New Mexico Trip
I took a long weekend to visit my family in NM. My father has been ill, derived from many years of smoking. The experience makes me sad about the terrible damage that cigarette smoking has caused and continues to cause in our society. My father spends all day working on trying to breathe - something we all tend to take for granted! If you smoke, you will likely do the same at some point!
On Monday, my sister Michelle, her son Aaron, and I travelled to Corrales, to see our old childhood haunts. So strange! Many changes there. The trees are all taller, for the most part, except for the really big cottonwoods, that are now dying out. Lots of new homes and shops, and fewer open fields.
I did not recognize our childhood home! The people who own the adobe house have done many things with it, to the point where we could just walk past and not feel a sense of connection to it. In a way, my father's expansive vision for the place was eventually realized, by these new people. They are to be congratulated!
Weird stuff these days in Corrales. For example, the Milagro Winery, established next door to classmate Wesley's old house, on what I had always thought of as bad soil.
We visited the San Ysidro Cemetery, and looked at the numerous graves of our classmates. So many school chums already slammed six feet under, with deteriorating headstones and crosses on the ground above. And here we are, still walking around!
We drove to Corrales' north end and went to see the llama trotting track (looks underutilized these days): we saw only one llama.
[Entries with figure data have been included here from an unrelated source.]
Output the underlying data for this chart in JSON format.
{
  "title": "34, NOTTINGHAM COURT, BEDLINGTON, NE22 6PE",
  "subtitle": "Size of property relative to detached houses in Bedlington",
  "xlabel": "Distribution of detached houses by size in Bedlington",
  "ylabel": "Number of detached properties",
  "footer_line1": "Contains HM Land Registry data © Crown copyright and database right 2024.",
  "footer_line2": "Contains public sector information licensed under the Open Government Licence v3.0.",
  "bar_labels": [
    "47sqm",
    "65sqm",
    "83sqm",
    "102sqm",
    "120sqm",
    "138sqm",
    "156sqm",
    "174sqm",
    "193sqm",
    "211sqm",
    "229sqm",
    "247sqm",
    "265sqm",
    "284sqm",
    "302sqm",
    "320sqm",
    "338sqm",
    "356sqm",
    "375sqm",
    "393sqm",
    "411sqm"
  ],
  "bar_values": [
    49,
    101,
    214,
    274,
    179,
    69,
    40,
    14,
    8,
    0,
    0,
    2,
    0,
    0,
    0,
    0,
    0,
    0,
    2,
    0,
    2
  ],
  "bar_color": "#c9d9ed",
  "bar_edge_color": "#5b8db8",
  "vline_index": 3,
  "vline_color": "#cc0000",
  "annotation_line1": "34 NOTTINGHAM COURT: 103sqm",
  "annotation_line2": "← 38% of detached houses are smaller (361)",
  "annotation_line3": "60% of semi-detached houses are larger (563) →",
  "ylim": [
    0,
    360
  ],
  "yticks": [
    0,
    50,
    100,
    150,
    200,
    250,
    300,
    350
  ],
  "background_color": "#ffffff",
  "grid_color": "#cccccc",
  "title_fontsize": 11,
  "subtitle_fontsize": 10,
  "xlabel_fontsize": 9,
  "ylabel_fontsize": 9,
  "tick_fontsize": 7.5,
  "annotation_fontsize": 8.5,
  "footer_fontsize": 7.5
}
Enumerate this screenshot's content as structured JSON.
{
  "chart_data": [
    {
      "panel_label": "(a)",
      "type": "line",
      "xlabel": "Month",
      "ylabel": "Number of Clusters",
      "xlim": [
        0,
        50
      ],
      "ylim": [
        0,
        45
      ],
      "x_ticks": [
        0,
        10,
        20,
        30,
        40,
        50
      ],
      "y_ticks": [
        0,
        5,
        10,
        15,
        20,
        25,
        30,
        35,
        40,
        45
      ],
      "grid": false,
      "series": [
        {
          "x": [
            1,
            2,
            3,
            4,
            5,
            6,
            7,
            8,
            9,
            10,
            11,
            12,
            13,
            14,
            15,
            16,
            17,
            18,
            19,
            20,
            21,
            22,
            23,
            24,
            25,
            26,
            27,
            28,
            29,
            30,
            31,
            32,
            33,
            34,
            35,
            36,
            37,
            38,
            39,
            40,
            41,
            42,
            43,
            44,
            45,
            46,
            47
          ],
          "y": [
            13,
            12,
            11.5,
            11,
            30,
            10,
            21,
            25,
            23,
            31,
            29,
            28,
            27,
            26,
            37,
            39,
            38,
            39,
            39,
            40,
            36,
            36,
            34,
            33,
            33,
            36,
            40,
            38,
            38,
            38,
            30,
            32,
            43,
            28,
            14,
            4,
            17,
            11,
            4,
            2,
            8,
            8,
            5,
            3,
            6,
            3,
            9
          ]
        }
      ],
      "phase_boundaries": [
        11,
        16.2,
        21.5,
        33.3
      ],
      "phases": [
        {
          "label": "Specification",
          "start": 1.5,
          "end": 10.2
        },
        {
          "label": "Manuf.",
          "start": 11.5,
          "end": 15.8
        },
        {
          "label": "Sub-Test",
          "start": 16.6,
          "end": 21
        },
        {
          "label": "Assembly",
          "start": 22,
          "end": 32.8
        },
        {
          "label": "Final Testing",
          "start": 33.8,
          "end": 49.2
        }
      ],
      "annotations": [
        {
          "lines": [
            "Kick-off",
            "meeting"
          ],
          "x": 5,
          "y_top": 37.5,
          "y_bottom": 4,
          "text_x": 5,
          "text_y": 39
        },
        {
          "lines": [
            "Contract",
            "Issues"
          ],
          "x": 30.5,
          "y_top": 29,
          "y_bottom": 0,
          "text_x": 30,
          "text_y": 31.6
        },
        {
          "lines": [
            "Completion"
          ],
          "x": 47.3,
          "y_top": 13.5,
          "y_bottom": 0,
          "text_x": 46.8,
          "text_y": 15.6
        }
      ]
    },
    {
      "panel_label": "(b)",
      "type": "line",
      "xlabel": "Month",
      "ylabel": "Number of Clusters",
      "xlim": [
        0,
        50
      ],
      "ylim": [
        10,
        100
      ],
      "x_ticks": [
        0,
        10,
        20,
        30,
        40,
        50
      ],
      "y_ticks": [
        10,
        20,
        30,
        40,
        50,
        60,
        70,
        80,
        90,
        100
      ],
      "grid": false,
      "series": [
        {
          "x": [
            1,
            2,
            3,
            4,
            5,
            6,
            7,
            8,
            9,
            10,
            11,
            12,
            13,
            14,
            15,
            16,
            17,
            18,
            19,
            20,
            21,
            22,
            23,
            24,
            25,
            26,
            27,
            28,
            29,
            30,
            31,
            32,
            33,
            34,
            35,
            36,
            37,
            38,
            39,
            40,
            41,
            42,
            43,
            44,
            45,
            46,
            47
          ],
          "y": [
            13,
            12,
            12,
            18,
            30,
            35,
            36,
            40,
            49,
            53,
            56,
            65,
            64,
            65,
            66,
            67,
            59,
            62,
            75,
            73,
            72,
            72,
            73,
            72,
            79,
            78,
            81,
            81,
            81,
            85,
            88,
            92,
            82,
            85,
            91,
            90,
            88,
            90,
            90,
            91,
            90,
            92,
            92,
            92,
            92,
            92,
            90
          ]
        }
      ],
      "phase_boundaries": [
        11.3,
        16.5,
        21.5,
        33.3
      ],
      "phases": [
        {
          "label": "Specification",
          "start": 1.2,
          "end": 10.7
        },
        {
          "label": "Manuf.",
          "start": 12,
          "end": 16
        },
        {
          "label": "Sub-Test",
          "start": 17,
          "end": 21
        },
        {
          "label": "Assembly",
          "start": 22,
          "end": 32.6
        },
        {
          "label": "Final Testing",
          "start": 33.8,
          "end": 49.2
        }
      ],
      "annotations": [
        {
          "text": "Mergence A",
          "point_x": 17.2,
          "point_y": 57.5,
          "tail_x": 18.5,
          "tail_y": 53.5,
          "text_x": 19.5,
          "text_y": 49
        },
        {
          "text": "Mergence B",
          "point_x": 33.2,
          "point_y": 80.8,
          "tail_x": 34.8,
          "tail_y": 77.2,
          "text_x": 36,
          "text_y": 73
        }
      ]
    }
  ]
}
We drove up into the River's Edge II subdivision of Rio Rancho. A suburban land, weird, even obscene, and alien to the landscape we all grew up in Corrales. Still, not all is lost: the bizarre contiguity of freestyle home sites popping up on the freely-held lots, and severe suburban plat development, may create an interesting schizophrenia among the young inhabitants of these newfound places. A new generation of suburbanites has arisen, where there should be none in a rational universe, but will they be like the old suburbanites of Rio Rancho, like the people in Corrales Heights, like my classmates living on streets like 'Sabana Grande'? Time will tell!
Back in Corrales, we first tried to eat at Tijuana Bar (established 1935), but they were closed on Monday. Instead, we ate at Village Pizza, formerly Drink, Inc. when I was young. Good food! Upon leaving the place, on the radio, we heard the outcome of the Michael Jackson trial.
I was trying not to pay much attention to the Jackson trial, on general principle, but I felt the case against Jackson was seriously compromised by the money at stake. I wasn't surprised by the verdict.
My sister was upset with the verdict: she wanted the jury to send a clear message to molesters everywhere that money and fame are not enough to protect you against the wrath of parents everywhere for crossing the line. That wasn't the jury's mandate, though, as even she recognized. If the case had been stronger, then maybe the message would have been clearer. It should be absolutely clear to Jackson, however, that he is vulnerable and has real enemies, and he MUST change his ways to avoid bankruptcy and prison.